LABELS: DG: Panorama
CATALOGUE NO: See text for individual catalogue numbers


A job lot’: a collection of miscellaneous items to be auctioned off together. Not a phrase you hear much these days: but it was brought to mind by the latest batches of DG’s Panorama series and Decca’s British Music Collection.

Performances in different styles, recordings of different vintages transferred at different levels, are thrown together, often (or so it seems) with little regard for what anyone, seasoned collector or novice, might actually want or need.

For example, who will choose to buy an album of BACH’s solo instrumental music featuring – to mention only the keyboard players – as wide-ranging a group of artists as the thoughtful Wilhelm Kempff, the controlled András Schiff, the excitable Martha Argerich and the dapper Trevor Pinnock (469 259-2)?

Or a MOZART set which yokes together concerto performances by the characterful Géza Anda and the much heavier Emil Gilels with an hour of highlights from Karl Böhm’s unevenly cast Magic Flute (469 307-2)?

Or a SCHUBERT collection that includes Kempff’s magisterial B flat Sonata, the Beaux Arts Trio’s treasurable B flat Trio, random bits of Claudio Abbado’s complete Rosamunde, and an overweight and sometimes eccentric Third Symphony under Carlos Kleiber (469 313-2)?

A couple of Panorama issues are unified by the presence throughout of the Berlin Philharmonic. A BRAHMS set includes Emil Gilels’s classic Second Piano Concerto, conducted by Eugen Jochum, and Herbert von Karajan’s 1963 First Symphony, generally reckoned the best of his five versions – though I’ve never taken to his showy way with the introduction to the finale (469 298-2).

A MAHLER album features some outstanding singing: Edith Mathis is fresh and appealing in the finale of the Fourth Symphony, and Christa Ludwig brings great insight to the Rückert Lieder, both with Karajan; Brigitte Fassbaender is moving, and Francisco Araiza strong and clear, in a carefully balanced Lied von der Erde under Carlo Maria Giulini (469 304-2).

The Berlin Philharmonic also features on a VERDI compilation in Karajan’s 1972 Requiem, not always ideally focused in sound, but matched with some strong opera excerpts – among them highlights from Karajan’s 1961 Otello, with Mario Del Monaco and Renata Tebaldi in dramatic form on Decca’s wide sound-stage (469 319-2).

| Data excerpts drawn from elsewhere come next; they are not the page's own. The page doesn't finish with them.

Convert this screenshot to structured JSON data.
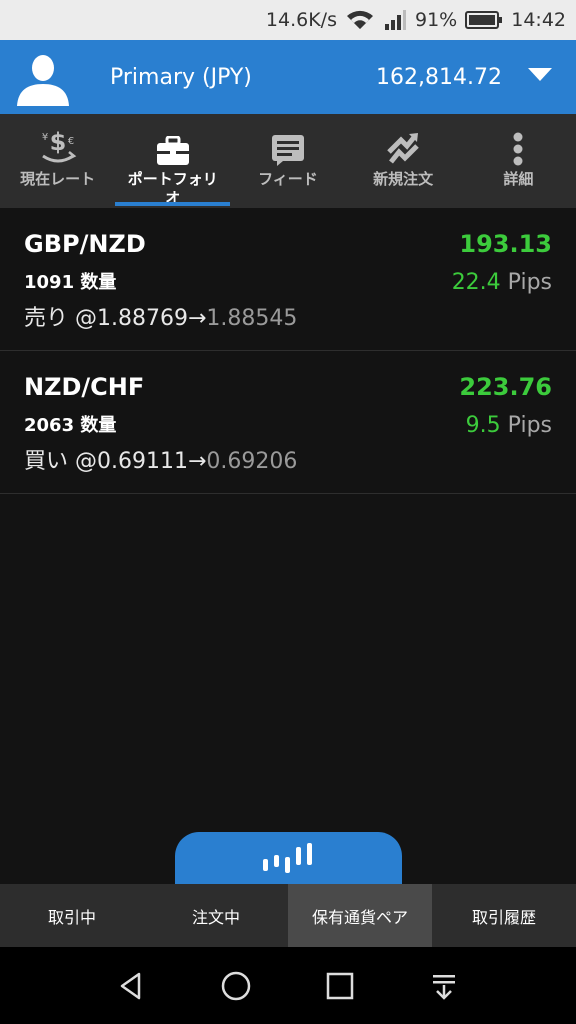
{
  "status_bar": {
    "net_speed": "14.6K/s",
    "battery": "91%",
    "time": "14:42",
    "icons": [
      "wifi-icon",
      "signal-icon",
      "battery-icon"
    ]
  },
  "account": {
    "name": "Primary (JPY)",
    "balance": "162,814.72"
  },
  "tabs": [
    {
      "label": "現在レート",
      "icon": "currency-exchange-icon"
    },
    {
      "label": "ポートフォリオ",
      "icon": "briefcase-icon",
      "active": true
    },
    {
      "label": "フィード",
      "icon": "feed-icon"
    },
    {
      "label": "新規注文",
      "icon": "new-order-icon"
    },
    {
      "label": "詳細",
      "icon": "more-vertical-icon"
    }
  ],
  "positions": [
    {
      "pair": "GBP/NZD",
      "quantity": "1091 数量",
      "side": "売り",
      "trade_prefix": "売り @1.88769→",
      "current_rate": "1.88545",
      "profit": "193.13",
      "pips_value": "22.4",
      "pips_unit": "Pips"
    },
    {
      "pair": "NZD/CHF",
      "quantity": "2063 数量",
      "side": "買い",
      "trade_prefix": "買い @0.69111→",
      "current_rate": "0.69206",
      "profit": "223.76",
      "pips_value": "9.5",
      "pips_unit": "Pips"
    }
  ],
  "bottom_tabs": [
    {
      "label": "取引中"
    },
    {
      "label": "注文中"
    },
    {
      "label": "保有通貨ペア",
      "active": true
    },
    {
      "label": "取引履歴"
    }
  ],
  "colors": {
    "accent": "#2a7fd0",
    "profit": "#3ccb3c",
    "background": "#131313",
    "tab_bar": "#2d2d2d"
  }
}
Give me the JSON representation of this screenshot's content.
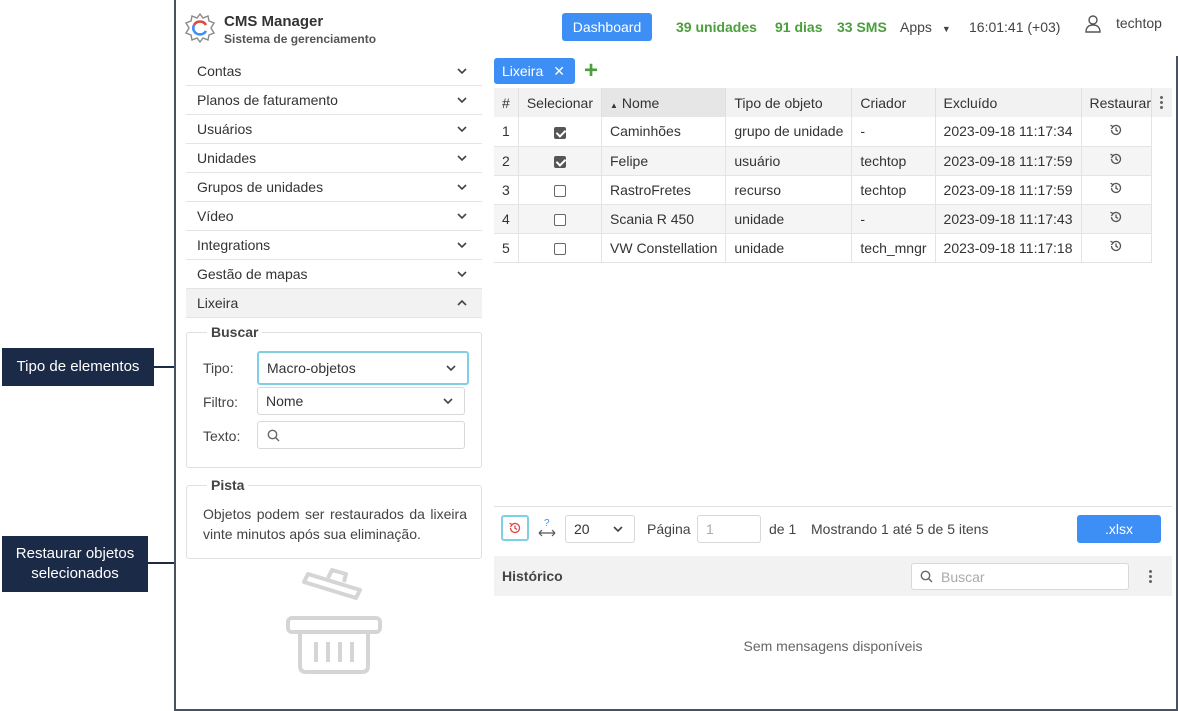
{
  "callouts": {
    "tipo_elementos": "Tipo de elementos",
    "restaurar_line1": "Restaurar objetos",
    "restaurar_line2": "selecionados"
  },
  "header": {
    "app_title": "CMS Manager",
    "app_subtitle": "Sistema de gerenciamento",
    "dashboard_label": "Dashboard",
    "units": "39 unidades",
    "days": "91 dias",
    "sms": "33 SMS",
    "apps": "Apps",
    "time": "16:01:41 (+03)",
    "user": "techtop"
  },
  "sidebar": {
    "items": [
      {
        "label": "Contas"
      },
      {
        "label": "Planos de faturamento"
      },
      {
        "label": "Usuários"
      },
      {
        "label": "Unidades"
      },
      {
        "label": "Grupos de unidades"
      },
      {
        "label": "Vídeo"
      },
      {
        "label": "Integrations"
      },
      {
        "label": "Gestão de mapas"
      },
      {
        "label": "Lixeira"
      }
    ],
    "search": {
      "legend": "Buscar",
      "type_label": "Tipo:",
      "type_value": "Macro-objetos",
      "filter_label": "Filtro:",
      "filter_value": "Nome",
      "text_label": "Texto:"
    },
    "hint": {
      "legend": "Pista",
      "text": "Objetos podem ser restaurados da lixeira vinte minutos após sua eliminação."
    }
  },
  "main": {
    "tab_label": "Lixeira",
    "columns": [
      "#",
      "Selecionar",
      "Nome",
      "Tipo de objeto",
      "Criador",
      "Excluído",
      "Restaurar"
    ],
    "rows": [
      {
        "n": "1",
        "checked": true,
        "name": "Caminhões",
        "type": "grupo de unidade",
        "creator": "-",
        "deleted": "2023-09-18 11:17:34"
      },
      {
        "n": "2",
        "checked": true,
        "name": "Felipe",
        "type": "usuário",
        "creator": "techtop",
        "deleted": "2023-09-18 11:17:59"
      },
      {
        "n": "3",
        "checked": false,
        "name": "RastroFretes",
        "type": "recurso",
        "creator": "techtop",
        "deleted": "2023-09-18 11:17:59"
      },
      {
        "n": "4",
        "checked": false,
        "name": "Scania R 450",
        "type": "unidade",
        "creator": "-",
        "deleted": "2023-09-18 11:17:43"
      },
      {
        "n": "5",
        "checked": false,
        "name": "VW Constellation",
        "type": "unidade",
        "creator": "tech_mngr",
        "deleted": "2023-09-18 11:17:18"
      }
    ],
    "pager": {
      "page_size": "20",
      "page_label": "Página",
      "page_value": "1",
      "of_label": "de 1",
      "showing": "Mostrando 1 até 5 de 5 itens",
      "export_label": ".xlsx"
    },
    "history": {
      "title": "Histórico",
      "search_placeholder": "Buscar",
      "empty": "Sem mensagens disponíveis"
    }
  },
  "colors": {
    "accent": "#3d8ef5",
    "green": "#4a9e3b",
    "callout_bg": "#1b2a47",
    "highlight": "#7fd0e6"
  }
}
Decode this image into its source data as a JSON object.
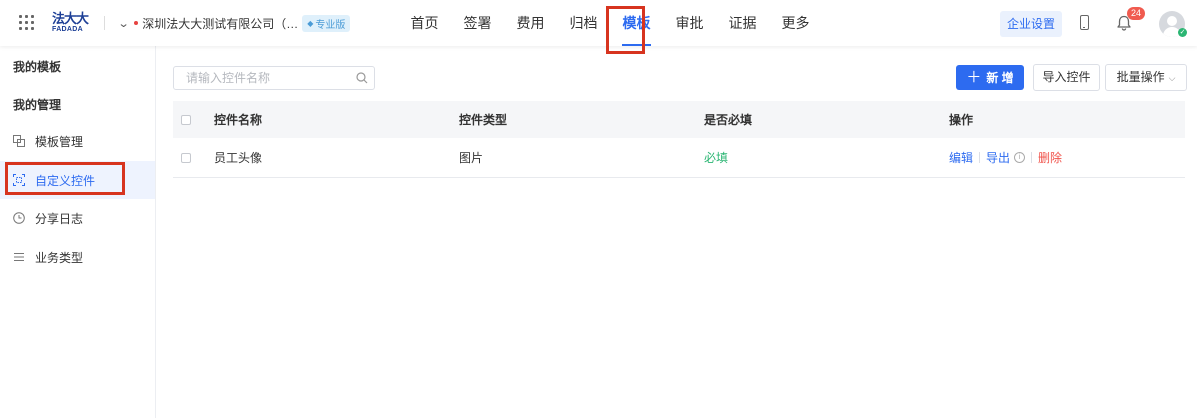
{
  "header": {
    "logo_cn": "法大大",
    "logo_en": "FADADA",
    "company_name": "深圳法大大测试有限公司（…",
    "plan_badge": "专业版",
    "nav": [
      {
        "label": "首页"
      },
      {
        "label": "签署"
      },
      {
        "label": "费用"
      },
      {
        "label": "归档"
      },
      {
        "label": "模板",
        "active": true
      },
      {
        "label": "审批"
      },
      {
        "label": "证据"
      },
      {
        "label": "更多"
      }
    ],
    "enterprise_settings": "企业设置",
    "notification_count": "24",
    "accent_color": "#2d6bf0"
  },
  "sidebar": {
    "section_templates": "我的模板",
    "section_manage": "我的管理",
    "items": [
      {
        "label": "模板管理",
        "icon": "template-icon"
      },
      {
        "label": "自定义控件",
        "icon": "custom-widget-icon",
        "active": true
      },
      {
        "label": "分享日志",
        "icon": "clock-icon"
      },
      {
        "label": "业务类型",
        "icon": "list-icon"
      }
    ]
  },
  "toolbar": {
    "search_placeholder": "请输入控件名称",
    "new_label": "新 增",
    "import_label": "导入控件",
    "batch_label": "批量操作"
  },
  "table": {
    "columns": [
      "控件名称",
      "控件类型",
      "是否必填",
      "操作"
    ],
    "rows": [
      {
        "name": "员工头像",
        "type": "图片",
        "required": "必填",
        "actions": {
          "edit": "编辑",
          "export": "导出",
          "delete": "删除"
        }
      }
    ]
  }
}
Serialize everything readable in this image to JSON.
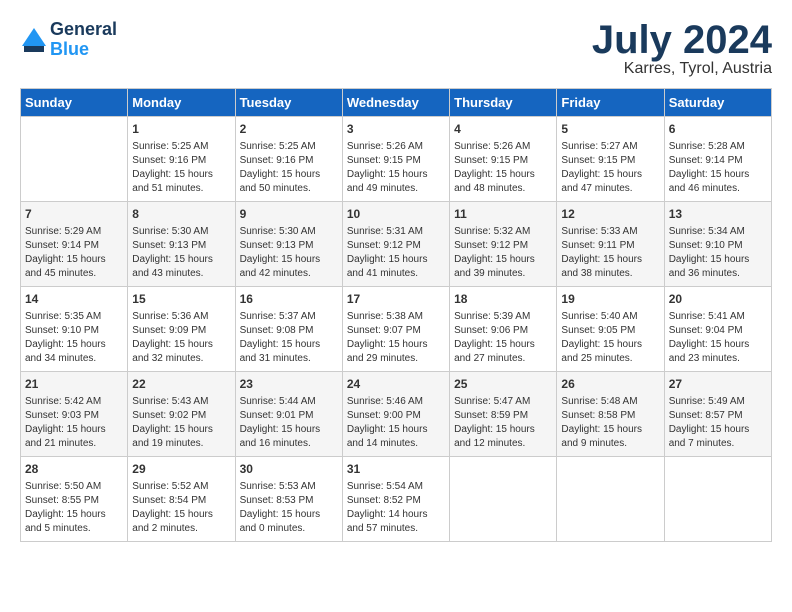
{
  "header": {
    "logo_line1": "General",
    "logo_line2": "Blue",
    "month_title": "July 2024",
    "location": "Karres, Tyrol, Austria"
  },
  "calendar": {
    "days_of_week": [
      "Sunday",
      "Monday",
      "Tuesday",
      "Wednesday",
      "Thursday",
      "Friday",
      "Saturday"
    ],
    "weeks": [
      [
        {
          "day": "",
          "info": ""
        },
        {
          "day": "1",
          "info": "Sunrise: 5:25 AM\nSunset: 9:16 PM\nDaylight: 15 hours\nand 51 minutes."
        },
        {
          "day": "2",
          "info": "Sunrise: 5:25 AM\nSunset: 9:16 PM\nDaylight: 15 hours\nand 50 minutes."
        },
        {
          "day": "3",
          "info": "Sunrise: 5:26 AM\nSunset: 9:15 PM\nDaylight: 15 hours\nand 49 minutes."
        },
        {
          "day": "4",
          "info": "Sunrise: 5:26 AM\nSunset: 9:15 PM\nDaylight: 15 hours\nand 48 minutes."
        },
        {
          "day": "5",
          "info": "Sunrise: 5:27 AM\nSunset: 9:15 PM\nDaylight: 15 hours\nand 47 minutes."
        },
        {
          "day": "6",
          "info": "Sunrise: 5:28 AM\nSunset: 9:14 PM\nDaylight: 15 hours\nand 46 minutes."
        }
      ],
      [
        {
          "day": "7",
          "info": "Sunrise: 5:29 AM\nSunset: 9:14 PM\nDaylight: 15 hours\nand 45 minutes."
        },
        {
          "day": "8",
          "info": "Sunrise: 5:30 AM\nSunset: 9:13 PM\nDaylight: 15 hours\nand 43 minutes."
        },
        {
          "day": "9",
          "info": "Sunrise: 5:30 AM\nSunset: 9:13 PM\nDaylight: 15 hours\nand 42 minutes."
        },
        {
          "day": "10",
          "info": "Sunrise: 5:31 AM\nSunset: 9:12 PM\nDaylight: 15 hours\nand 41 minutes."
        },
        {
          "day": "11",
          "info": "Sunrise: 5:32 AM\nSunset: 9:12 PM\nDaylight: 15 hours\nand 39 minutes."
        },
        {
          "day": "12",
          "info": "Sunrise: 5:33 AM\nSunset: 9:11 PM\nDaylight: 15 hours\nand 38 minutes."
        },
        {
          "day": "13",
          "info": "Sunrise: 5:34 AM\nSunset: 9:10 PM\nDaylight: 15 hours\nand 36 minutes."
        }
      ],
      [
        {
          "day": "14",
          "info": "Sunrise: 5:35 AM\nSunset: 9:10 PM\nDaylight: 15 hours\nand 34 minutes."
        },
        {
          "day": "15",
          "info": "Sunrise: 5:36 AM\nSunset: 9:09 PM\nDaylight: 15 hours\nand 32 minutes."
        },
        {
          "day": "16",
          "info": "Sunrise: 5:37 AM\nSunset: 9:08 PM\nDaylight: 15 hours\nand 31 minutes."
        },
        {
          "day": "17",
          "info": "Sunrise: 5:38 AM\nSunset: 9:07 PM\nDaylight: 15 hours\nand 29 minutes."
        },
        {
          "day": "18",
          "info": "Sunrise: 5:39 AM\nSunset: 9:06 PM\nDaylight: 15 hours\nand 27 minutes."
        },
        {
          "day": "19",
          "info": "Sunrise: 5:40 AM\nSunset: 9:05 PM\nDaylight: 15 hours\nand 25 minutes."
        },
        {
          "day": "20",
          "info": "Sunrise: 5:41 AM\nSunset: 9:04 PM\nDaylight: 15 hours\nand 23 minutes."
        }
      ],
      [
        {
          "day": "21",
          "info": "Sunrise: 5:42 AM\nSunset: 9:03 PM\nDaylight: 15 hours\nand 21 minutes."
        },
        {
          "day": "22",
          "info": "Sunrise: 5:43 AM\nSunset: 9:02 PM\nDaylight: 15 hours\nand 19 minutes."
        },
        {
          "day": "23",
          "info": "Sunrise: 5:44 AM\nSunset: 9:01 PM\nDaylight: 15 hours\nand 16 minutes."
        },
        {
          "day": "24",
          "info": "Sunrise: 5:46 AM\nSunset: 9:00 PM\nDaylight: 15 hours\nand 14 minutes."
        },
        {
          "day": "25",
          "info": "Sunrise: 5:47 AM\nSunset: 8:59 PM\nDaylight: 15 hours\nand 12 minutes."
        },
        {
          "day": "26",
          "info": "Sunrise: 5:48 AM\nSunset: 8:58 PM\nDaylight: 15 hours\nand 9 minutes."
        },
        {
          "day": "27",
          "info": "Sunrise: 5:49 AM\nSunset: 8:57 PM\nDaylight: 15 hours\nand 7 minutes."
        }
      ],
      [
        {
          "day": "28",
          "info": "Sunrise: 5:50 AM\nSunset: 8:55 PM\nDaylight: 15 hours\nand 5 minutes."
        },
        {
          "day": "29",
          "info": "Sunrise: 5:52 AM\nSunset: 8:54 PM\nDaylight: 15 hours\nand 2 minutes."
        },
        {
          "day": "30",
          "info": "Sunrise: 5:53 AM\nSunset: 8:53 PM\nDaylight: 15 hours\nand 0 minutes."
        },
        {
          "day": "31",
          "info": "Sunrise: 5:54 AM\nSunset: 8:52 PM\nDaylight: 14 hours\nand 57 minutes."
        },
        {
          "day": "",
          "info": ""
        },
        {
          "day": "",
          "info": ""
        },
        {
          "day": "",
          "info": ""
        }
      ]
    ]
  }
}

Two albums offer especially useful introductions to a composer’s oeuvre. SAINT-SAËNS is well represented by Daniel Barenboim’s high-octane Third Symphony with the Chicago SO, Pascal Rogé’s fluent Second Piano Concerto, and a spirited Carnival of the Animals led by Martha Argerich and Nelson Freire (469 310-2).


SHOSTAKOVICH comes over powerfully in Leonard Bernstein’s live First Symphony in Chicago, and the earlier of Mstislav Rostropovich’s Washington accounts of the Fifth Symphony, with Riccardo Chailly’s insouciant Jazz Suite No. 2 and Argerich’s incisive First Piano Concerto rounding out the portrait – though the suite-form String Quartet No. 11 is an unlikely choice to represent the entire post-war period, well played though it is by the Hagen Quartet (469 316-2).